Background: Primary medullary hemorrhage is uncommon. Its clinical profile and prognosis are not well known. We report four cases of medullary hemorrhage and a review of the English and French literature since 1964 to analyze the clinical presentation and prognosis.
Case descriptions: Of sixteen case reports of medullary hemorrhage reviewed from the literature, sixteen contained sufficient information for review and are included in this report.
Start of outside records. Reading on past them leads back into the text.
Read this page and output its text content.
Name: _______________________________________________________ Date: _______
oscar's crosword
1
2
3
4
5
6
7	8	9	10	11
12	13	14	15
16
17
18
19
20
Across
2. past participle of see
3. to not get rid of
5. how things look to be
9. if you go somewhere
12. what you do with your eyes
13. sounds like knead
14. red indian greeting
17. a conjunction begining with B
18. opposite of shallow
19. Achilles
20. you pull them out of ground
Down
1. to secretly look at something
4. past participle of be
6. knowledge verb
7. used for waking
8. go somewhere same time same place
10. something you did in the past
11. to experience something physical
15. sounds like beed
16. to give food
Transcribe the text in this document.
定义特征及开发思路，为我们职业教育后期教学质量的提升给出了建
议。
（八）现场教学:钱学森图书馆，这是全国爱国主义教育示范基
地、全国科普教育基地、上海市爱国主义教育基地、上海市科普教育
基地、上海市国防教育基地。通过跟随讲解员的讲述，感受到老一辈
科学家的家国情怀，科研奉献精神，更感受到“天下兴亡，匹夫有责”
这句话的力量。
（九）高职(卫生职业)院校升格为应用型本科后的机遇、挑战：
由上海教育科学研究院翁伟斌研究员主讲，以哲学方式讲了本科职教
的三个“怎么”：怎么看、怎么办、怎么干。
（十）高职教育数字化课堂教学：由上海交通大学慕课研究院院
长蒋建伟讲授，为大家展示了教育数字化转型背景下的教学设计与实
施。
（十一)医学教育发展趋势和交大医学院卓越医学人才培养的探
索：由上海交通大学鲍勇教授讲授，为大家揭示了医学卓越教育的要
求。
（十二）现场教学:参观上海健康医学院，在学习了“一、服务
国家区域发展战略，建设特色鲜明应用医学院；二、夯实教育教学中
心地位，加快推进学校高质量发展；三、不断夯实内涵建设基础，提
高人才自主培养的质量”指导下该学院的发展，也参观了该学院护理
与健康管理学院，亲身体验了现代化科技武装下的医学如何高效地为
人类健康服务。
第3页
The age distribution of the patients was between 13 and 72 years, and 10 of these patients were men. The most frequent symptoms at onset were vertigo, sensory symptoms, and dysphagia. Presenting signs included palatal weakness, nystagmus, hypoglossal palsy, cerebellar ataxia, and limb weakness. The diagnosis was made at autopsy in 3 patients, at surgery in 3, by computed tomography in 4, and more recently by magnetic resonance imaging in 6. In nine instances the etiology of hemorrhage was undetermined; a ruptured vascular malformation was the cause in 3 patients, 1 was attributed to the use of anticoagulants, and hypertension was the suspected cause in the other 3 patients. Mortality rate was 19%; however, survivors generally had nonincapacitating sequelaes.
Conclusions: These findings indicate that primary medullary hemorrhage presents with a characteristic syndrome of sudden onset of headache and vertigo with neurological signs that correspond to various combinations of medial and lateral medullary involvement. In those patients who survive, prognosis usually is good.